Presentation by Pepper Stetler (Miami University).
This paper will explore what art historical methods of analysis can provide for the burgeoning fields of network theory and network archaeology. While art history might seem to be the discipline best equipped to analyze the visual manifestations of networks, scholars of network theory have rarely taken advantage of the tools of this discipline. In turn, art historians have been equally resistant to looking outside of the discipline for alternatives to hermeneutical approaches to interpretation. In an attempt to bridge the gap between art history and network studies, this paper will address the art historical practice of Aby Warburg, a German scholar from the early twentieth century who, with the aid of photography, approached the history of art as a network of references and associations. Warburg’s work stands as an important historical reference that reveals how art history and network studies might productively inform one another in the future.
Warburg’s most significant yet perplexing contribution to the history of art was the Mnemosyne Atlas. This project consisted of a series of well-ordered arrangements of photographs that were glued on paper mounts. Preferring to relay his ideas visually rather than textually, Warburg produced an atlas of expressive human gestures through recent news photographs, postage stamps, and photographic reproductions of ancient and medieval reliefs and Renaissance paintings.
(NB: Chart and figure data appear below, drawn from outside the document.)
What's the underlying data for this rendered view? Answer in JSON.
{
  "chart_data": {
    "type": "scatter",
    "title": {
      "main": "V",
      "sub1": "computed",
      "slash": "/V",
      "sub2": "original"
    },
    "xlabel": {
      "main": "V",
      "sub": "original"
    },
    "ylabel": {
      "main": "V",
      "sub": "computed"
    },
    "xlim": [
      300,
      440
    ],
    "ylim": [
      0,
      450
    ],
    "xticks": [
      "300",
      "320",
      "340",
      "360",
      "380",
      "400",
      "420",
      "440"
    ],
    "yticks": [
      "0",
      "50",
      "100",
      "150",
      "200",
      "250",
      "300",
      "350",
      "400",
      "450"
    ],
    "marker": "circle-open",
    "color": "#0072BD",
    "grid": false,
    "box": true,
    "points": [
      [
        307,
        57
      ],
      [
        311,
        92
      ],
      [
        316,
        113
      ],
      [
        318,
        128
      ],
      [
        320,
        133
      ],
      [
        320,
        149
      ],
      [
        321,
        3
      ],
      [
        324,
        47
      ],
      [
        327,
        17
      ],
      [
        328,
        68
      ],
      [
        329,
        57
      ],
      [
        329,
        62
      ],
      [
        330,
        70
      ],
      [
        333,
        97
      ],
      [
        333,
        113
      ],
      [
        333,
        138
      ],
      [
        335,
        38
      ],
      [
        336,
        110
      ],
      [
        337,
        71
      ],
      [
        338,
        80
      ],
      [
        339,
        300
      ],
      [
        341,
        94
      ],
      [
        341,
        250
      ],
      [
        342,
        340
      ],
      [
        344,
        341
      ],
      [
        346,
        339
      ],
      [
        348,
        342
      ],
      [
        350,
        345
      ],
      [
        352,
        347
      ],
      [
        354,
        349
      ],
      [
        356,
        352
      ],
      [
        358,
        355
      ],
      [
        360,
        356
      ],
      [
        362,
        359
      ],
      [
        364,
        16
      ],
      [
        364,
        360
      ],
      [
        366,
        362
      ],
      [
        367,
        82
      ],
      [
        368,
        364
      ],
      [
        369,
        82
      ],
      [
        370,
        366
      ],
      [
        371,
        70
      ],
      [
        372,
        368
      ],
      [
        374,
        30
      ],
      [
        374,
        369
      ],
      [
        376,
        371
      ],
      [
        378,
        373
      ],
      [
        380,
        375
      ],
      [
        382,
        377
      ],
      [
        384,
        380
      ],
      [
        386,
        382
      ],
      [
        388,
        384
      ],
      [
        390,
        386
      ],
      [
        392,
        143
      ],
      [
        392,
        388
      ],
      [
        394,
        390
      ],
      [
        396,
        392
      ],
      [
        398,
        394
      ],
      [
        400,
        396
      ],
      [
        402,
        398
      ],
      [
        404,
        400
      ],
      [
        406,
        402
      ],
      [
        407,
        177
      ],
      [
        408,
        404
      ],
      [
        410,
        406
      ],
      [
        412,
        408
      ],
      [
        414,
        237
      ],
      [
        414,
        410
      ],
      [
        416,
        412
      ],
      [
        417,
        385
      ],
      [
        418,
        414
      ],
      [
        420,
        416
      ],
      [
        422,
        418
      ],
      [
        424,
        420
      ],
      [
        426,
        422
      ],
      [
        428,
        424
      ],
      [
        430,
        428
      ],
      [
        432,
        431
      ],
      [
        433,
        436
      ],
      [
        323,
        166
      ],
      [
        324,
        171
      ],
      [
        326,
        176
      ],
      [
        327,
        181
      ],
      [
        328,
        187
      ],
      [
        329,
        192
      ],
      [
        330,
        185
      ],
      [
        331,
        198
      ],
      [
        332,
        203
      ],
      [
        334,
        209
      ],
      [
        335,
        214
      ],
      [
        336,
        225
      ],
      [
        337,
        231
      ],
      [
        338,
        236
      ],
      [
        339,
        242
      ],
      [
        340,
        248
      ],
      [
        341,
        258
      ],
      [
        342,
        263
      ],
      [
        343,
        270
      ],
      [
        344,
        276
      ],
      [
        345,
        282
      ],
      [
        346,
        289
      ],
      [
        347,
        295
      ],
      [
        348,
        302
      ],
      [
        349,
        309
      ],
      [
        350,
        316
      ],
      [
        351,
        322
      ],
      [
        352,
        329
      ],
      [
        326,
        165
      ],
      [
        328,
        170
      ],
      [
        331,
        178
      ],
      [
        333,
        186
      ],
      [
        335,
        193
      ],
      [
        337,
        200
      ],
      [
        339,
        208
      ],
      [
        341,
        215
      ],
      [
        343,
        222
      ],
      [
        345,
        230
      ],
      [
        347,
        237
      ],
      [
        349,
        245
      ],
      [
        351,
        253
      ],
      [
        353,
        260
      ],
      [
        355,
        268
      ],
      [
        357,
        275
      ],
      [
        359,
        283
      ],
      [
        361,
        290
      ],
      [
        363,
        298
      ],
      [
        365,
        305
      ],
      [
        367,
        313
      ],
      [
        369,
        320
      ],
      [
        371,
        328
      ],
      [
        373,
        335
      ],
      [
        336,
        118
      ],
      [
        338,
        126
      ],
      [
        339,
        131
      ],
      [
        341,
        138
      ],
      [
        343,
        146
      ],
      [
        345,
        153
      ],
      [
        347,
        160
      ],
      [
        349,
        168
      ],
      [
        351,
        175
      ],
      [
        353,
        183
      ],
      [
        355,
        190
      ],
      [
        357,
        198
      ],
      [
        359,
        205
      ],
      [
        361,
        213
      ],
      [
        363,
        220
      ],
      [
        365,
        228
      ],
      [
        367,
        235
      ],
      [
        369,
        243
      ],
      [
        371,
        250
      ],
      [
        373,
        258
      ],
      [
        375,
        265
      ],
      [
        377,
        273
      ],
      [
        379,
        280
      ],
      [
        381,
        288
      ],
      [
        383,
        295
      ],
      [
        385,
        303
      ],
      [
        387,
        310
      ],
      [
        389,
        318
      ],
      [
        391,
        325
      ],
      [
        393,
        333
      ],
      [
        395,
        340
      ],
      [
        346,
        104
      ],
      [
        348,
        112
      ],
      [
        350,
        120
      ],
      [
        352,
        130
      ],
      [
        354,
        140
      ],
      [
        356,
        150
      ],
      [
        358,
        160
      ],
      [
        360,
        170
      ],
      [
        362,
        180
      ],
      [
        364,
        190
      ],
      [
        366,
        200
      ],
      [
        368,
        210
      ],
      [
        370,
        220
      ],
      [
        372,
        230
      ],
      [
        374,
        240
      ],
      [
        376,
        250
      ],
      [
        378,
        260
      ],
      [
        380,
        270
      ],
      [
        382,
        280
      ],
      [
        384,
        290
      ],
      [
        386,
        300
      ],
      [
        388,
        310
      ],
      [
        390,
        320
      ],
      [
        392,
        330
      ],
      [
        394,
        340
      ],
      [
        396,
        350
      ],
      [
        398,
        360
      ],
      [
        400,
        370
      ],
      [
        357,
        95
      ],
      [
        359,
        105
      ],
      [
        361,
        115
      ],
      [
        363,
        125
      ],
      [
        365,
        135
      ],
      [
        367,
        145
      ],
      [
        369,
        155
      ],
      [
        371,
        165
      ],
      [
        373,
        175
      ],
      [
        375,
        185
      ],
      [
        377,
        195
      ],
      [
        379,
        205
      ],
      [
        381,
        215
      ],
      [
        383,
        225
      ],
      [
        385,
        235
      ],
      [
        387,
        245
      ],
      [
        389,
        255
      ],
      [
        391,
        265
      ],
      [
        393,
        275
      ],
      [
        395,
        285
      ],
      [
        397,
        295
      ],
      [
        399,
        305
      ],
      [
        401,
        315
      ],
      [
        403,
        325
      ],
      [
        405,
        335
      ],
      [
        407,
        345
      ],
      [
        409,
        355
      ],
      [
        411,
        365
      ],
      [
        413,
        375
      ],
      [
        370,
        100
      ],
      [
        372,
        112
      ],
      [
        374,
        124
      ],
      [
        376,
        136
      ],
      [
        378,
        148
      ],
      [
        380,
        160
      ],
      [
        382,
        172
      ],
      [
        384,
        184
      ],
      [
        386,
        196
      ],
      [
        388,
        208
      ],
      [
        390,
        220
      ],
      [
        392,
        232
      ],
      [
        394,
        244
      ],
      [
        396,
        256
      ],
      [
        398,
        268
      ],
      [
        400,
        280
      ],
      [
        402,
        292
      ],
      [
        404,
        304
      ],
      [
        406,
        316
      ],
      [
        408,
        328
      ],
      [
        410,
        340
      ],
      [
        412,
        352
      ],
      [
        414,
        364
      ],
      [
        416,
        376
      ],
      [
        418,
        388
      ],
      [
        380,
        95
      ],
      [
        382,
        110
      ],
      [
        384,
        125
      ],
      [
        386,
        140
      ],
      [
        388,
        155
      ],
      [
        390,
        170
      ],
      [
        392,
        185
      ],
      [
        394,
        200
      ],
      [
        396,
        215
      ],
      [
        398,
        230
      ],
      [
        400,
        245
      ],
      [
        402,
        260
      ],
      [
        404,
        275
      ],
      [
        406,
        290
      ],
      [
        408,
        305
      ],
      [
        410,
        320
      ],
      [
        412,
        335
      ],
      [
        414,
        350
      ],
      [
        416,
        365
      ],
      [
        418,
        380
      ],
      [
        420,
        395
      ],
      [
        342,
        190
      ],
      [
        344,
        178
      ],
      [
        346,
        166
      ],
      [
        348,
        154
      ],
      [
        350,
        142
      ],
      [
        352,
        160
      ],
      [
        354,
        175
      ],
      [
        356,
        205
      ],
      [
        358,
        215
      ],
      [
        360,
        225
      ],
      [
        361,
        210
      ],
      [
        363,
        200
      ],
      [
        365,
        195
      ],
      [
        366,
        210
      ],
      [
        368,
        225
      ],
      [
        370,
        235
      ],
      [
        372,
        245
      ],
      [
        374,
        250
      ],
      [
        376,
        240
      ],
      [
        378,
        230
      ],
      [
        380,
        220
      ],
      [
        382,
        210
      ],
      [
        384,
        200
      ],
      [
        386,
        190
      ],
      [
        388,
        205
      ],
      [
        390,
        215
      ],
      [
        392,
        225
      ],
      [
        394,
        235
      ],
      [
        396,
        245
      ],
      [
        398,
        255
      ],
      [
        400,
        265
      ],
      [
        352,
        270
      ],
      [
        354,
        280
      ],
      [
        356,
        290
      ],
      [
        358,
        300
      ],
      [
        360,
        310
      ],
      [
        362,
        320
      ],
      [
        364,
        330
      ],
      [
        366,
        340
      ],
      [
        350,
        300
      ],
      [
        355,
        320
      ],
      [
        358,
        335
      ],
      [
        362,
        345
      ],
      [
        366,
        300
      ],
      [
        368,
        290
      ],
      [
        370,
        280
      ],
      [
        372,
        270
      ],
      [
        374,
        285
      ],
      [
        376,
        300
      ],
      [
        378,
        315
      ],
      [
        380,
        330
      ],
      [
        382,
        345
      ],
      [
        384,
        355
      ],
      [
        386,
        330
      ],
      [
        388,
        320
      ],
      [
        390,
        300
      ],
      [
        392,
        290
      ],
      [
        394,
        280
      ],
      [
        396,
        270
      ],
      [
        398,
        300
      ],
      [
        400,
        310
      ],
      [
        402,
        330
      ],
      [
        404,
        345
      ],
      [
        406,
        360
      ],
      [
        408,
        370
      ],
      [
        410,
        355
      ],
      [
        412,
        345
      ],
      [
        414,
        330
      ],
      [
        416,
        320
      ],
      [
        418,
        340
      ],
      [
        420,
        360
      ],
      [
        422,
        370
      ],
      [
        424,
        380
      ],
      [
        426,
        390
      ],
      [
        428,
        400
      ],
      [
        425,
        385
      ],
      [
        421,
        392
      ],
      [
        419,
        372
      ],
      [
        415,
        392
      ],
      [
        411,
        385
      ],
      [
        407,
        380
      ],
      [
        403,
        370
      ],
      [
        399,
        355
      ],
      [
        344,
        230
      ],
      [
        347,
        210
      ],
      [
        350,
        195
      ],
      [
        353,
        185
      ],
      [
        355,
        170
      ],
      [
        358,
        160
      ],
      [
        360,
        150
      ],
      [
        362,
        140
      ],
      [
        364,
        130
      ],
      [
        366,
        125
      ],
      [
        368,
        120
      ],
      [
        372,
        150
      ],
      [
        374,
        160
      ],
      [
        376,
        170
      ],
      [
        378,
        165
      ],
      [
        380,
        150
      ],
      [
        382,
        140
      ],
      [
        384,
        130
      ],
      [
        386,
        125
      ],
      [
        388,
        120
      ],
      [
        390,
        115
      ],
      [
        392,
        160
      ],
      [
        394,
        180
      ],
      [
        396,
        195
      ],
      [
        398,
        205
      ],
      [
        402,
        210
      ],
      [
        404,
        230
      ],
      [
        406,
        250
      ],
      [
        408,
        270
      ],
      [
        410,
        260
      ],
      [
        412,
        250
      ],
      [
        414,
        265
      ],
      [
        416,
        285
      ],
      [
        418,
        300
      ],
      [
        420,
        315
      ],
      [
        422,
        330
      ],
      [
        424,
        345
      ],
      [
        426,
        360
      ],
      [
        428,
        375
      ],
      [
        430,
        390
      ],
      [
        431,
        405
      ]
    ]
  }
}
The Mnemosyne Atlas served as a dynamic and mobile method of historical inquiry that allowed Warburg to focus on the repetition of expressions and gesture in visual culture across time rather than the symbolic interpretation of form—a method that can be productively applied to the visual analysis of networks in our own time.
Pepper Stetler is Assistant Professor of Art History at Miami University. Her research focuses on the art and visual culture of Germany’s Weimar Republic (1918-1933). She is currently working on a book manuscript that addresses how the display and sequencing of photographs in books relates to contemporary debates on modern visual experiences. Photographic books by Laszlo Moholy-Nagy, Albert Renger-Patzsch, Karl Blossfeldt, Helmar Lerski, and August Sander figure prominently in her research. Other projects focus on intersections between avant-garde photography and methodologies of art history in early twentieth-century Germany and the notion of Sachlichkeit in modern German culture.